One possible reform, said Okun, the University of Florida neurologist, would be “to create a safe space away from the treating clinician to allow the patient to decide on a non-therapeutic biopsy and lessen the possibility of any coercion.”
Said Giordano: “Ethically, the protocol [of the Living Brain Project] fails. To my view, this is unethical consent.”
The Mount Sinai spokesperson said that the “additional risks of the tissue removal were understood by the IRB when the project was approved and the consent form adequately describes the risks, known and unknown.”
‘Full steam ahead’
On the evening of May 1, Alexander Charney sent out a message on an internal Mount Sinai Slack channel, calling the STAT article an “insincere, incoherent and unethical piece of writing.”
He added that in the coming months, he would be organizing a forum for critics of the LBP to “debate me in the public arena. Full steam ahead to the many of you working on the LBP — let’s double down and think bigger and bolder than ever!”
By May 16, Mount Sinai posted an updated webpage about the Living Brain Project, which provided more detail about the study and its goals.
That same day, the director of Mount Sinai’s Friedman Brain Institute, Eric Nestler, who is also dean for academic affairs at Mount Sinai’s Icahn School of Medicine, tweeted that Mount Sinai was “proud of the innovative work of the Living Brain Project and its research team.”
But the study still faced questions.
As the ASSFN’s board of directors met in Nashville, they debated releasing the statement that would define the DBS procedure as one that does not involve brain tissue removal. “There are a couple hundred people in the country who know that for a fact,” said one of the sources who learned of the discussions. STAT’s earlier story quoted one neurosurgeon who said Mount Sinai’s contention that patients in the LBP were losing no more tissue than patients in standard DBS is a “very gray area.”
Those involved in the deliberations were weighing a number of competing concerns, according to several sources: that drawing more attention to possible ethical concerns about the study could chill research; that, in the closely intertwined neurosurgery community, angering Mount Sinai could endanger ongoing or future collaborations; and that the group itself was not an investigative body, and was not in a position to police the field.
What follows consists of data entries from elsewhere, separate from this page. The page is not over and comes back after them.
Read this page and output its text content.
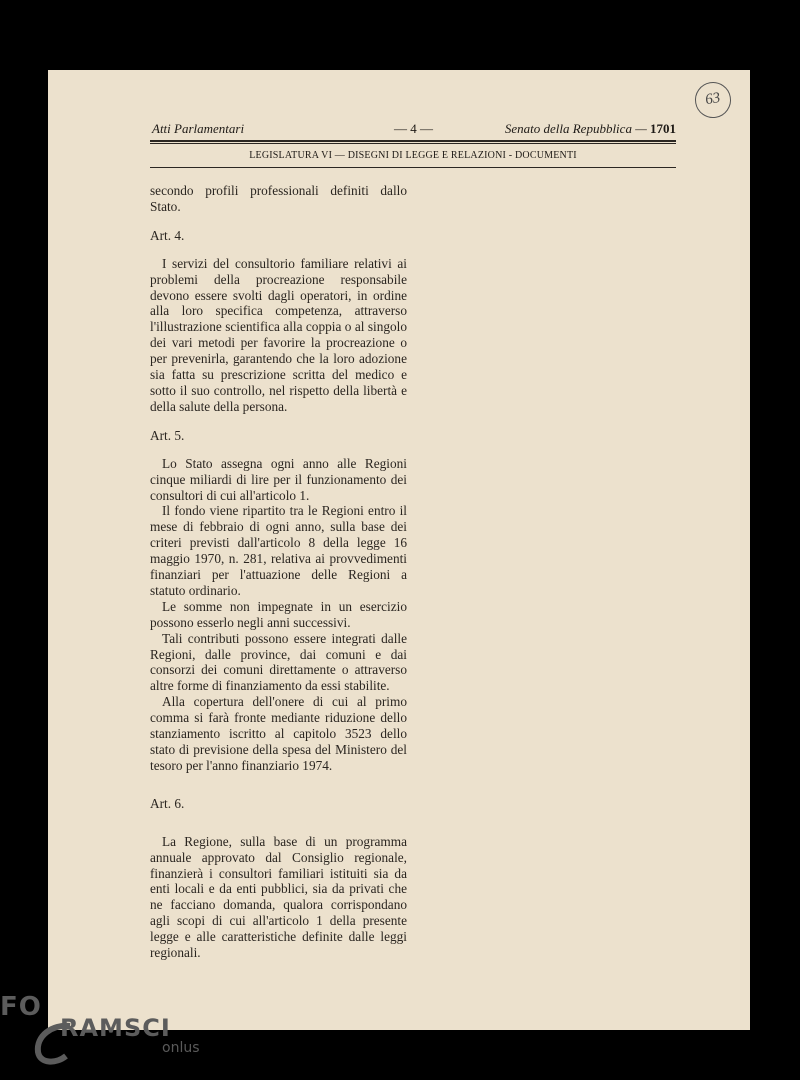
63
Atti Parlamentari	— 4 —	Senato della Repubblica — 1701
LEGISLATURA VI — DISEGNI DI LEGGE E RELAZIONI - DOCUMENTI

secondo profili professionali definiti dallo Stato.

Art. 4.

I servizi del consultorio familiare relativi ai problemi della procreazione responsabile devono essere svolti dagli operatori, in ordine alla loro specifica competenza, attraverso l'illustrazione scientifica alla coppia o al singolo dei vari metodi per favorire la procreazione o per prevenirla, garantendo che la loro adozione sia fatta su prescrizione scritta del medico e sotto il suo controllo, nel rispetto della libertà e della salute della persona.

Art. 5.

Lo Stato assegna ogni anno alle Regioni cinque miliardi di lire per il funzionamento dei consultori di cui all'articolo 1.

Il fondo viene ripartito tra le Regioni entro il mese di febbraio di ogni anno, sulla base dei criteri previsti dall'articolo 8 della legge 16 maggio 1970, n. 281, relativa ai provvedimenti finanziari per l'attuazione delle Regioni a statuto ordinario.

Le somme non impegnate in un esercizio possono esserlo negli anni successivi.

Tali contributi possono essere integrati dalle Regioni, dalle province, dai comuni e dai consorzi dei comuni direttamente o attraverso altre forme di finanziamento da essi stabilite.

Alla copertura dell'onere di cui al primo comma si farà fronte mediante riduzione dello stanziamento iscritto al capitolo 3523 dello stato di previsione della spesa del Ministero del tesoro per l'anno finanziario 1974.

Art. 6.

La Regione, sulla base di un programma annuale approvato dal Consiglio regionale, finanzierà i consultori familiari istituiti sia da enti locali e da enti pubblici, sia da privati che ne facciano domanda, qualora corrispondano agli scopi di cui all'articolo 1 della presente legge e alle caratteristiche definite dalle leggi regionali.

FO
RAMSCI
onlus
On June 1, the board of directors met on a video conference with Joshua Bederson, Mount Sinai’s chairman of neurosurgery. Though Bederson is not a principal researcher with the Living Brain Project, he was listed as one of four members of its data safety monitoring board in study documents from 2022. The DSMB members are appointed by the principal investigators to help review study data and ensure patient safety.
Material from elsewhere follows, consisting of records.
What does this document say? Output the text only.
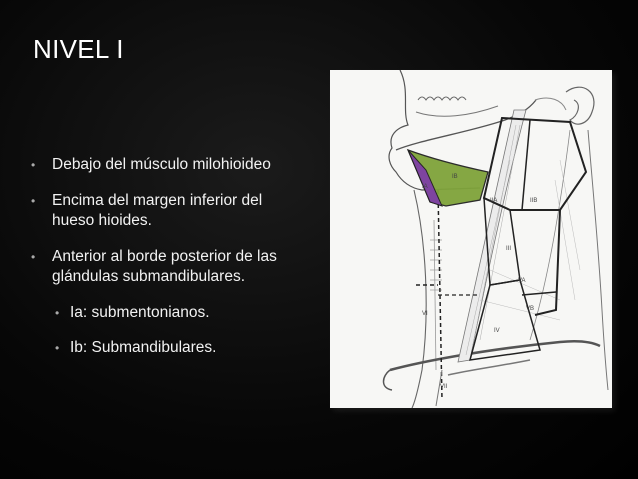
NIVEL I
• Debajo del músculo milohioideo
• Encima del margen inferior del hueso hioides.
• Anterior al borde posterior de las glándulas submandibulares.
• Ia: submentonianos.
• Ib: Submandibulares.
IB
IA
IIA	IIB
III
VA
VB
VI
IV
VII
Bederson told the group of roughly 10 ASSFN officers that Mount Sinai’s institutional review board had approved the study, and the FDA had never told the medical center not to pursue it. Then he showed a graph called a histogram, depicting biopsy sizes from the study as averaging 0.04 cubic centimeters.
A separate Mount Sinai study, which was posted in April 2023 but which had not yet been peer-reviewed, included a photograph of brain tissue from an LBP biopsy, which appeared to be roughly one centimeter in length, based on an accompanying ruler. The preprint, based on 275 biopsies collected from living patients, described it as “representative of the samples studied in this report.”
Ultimately, the board did not even arrive at a draft statement, due in part to concerns that Mount Sinai was threatening the group with litigation. A number of the board’s members viewed the perceived threat as inappropriate, said several of the sources, but noted that it had the intended effect.
A scientist who attended the ASSFN meeting and learned of the deliberations told STAT, “I was disappointed the society didn’t make a public statement. With something as important as this, it’s about public trust. That was a failed opportunity.”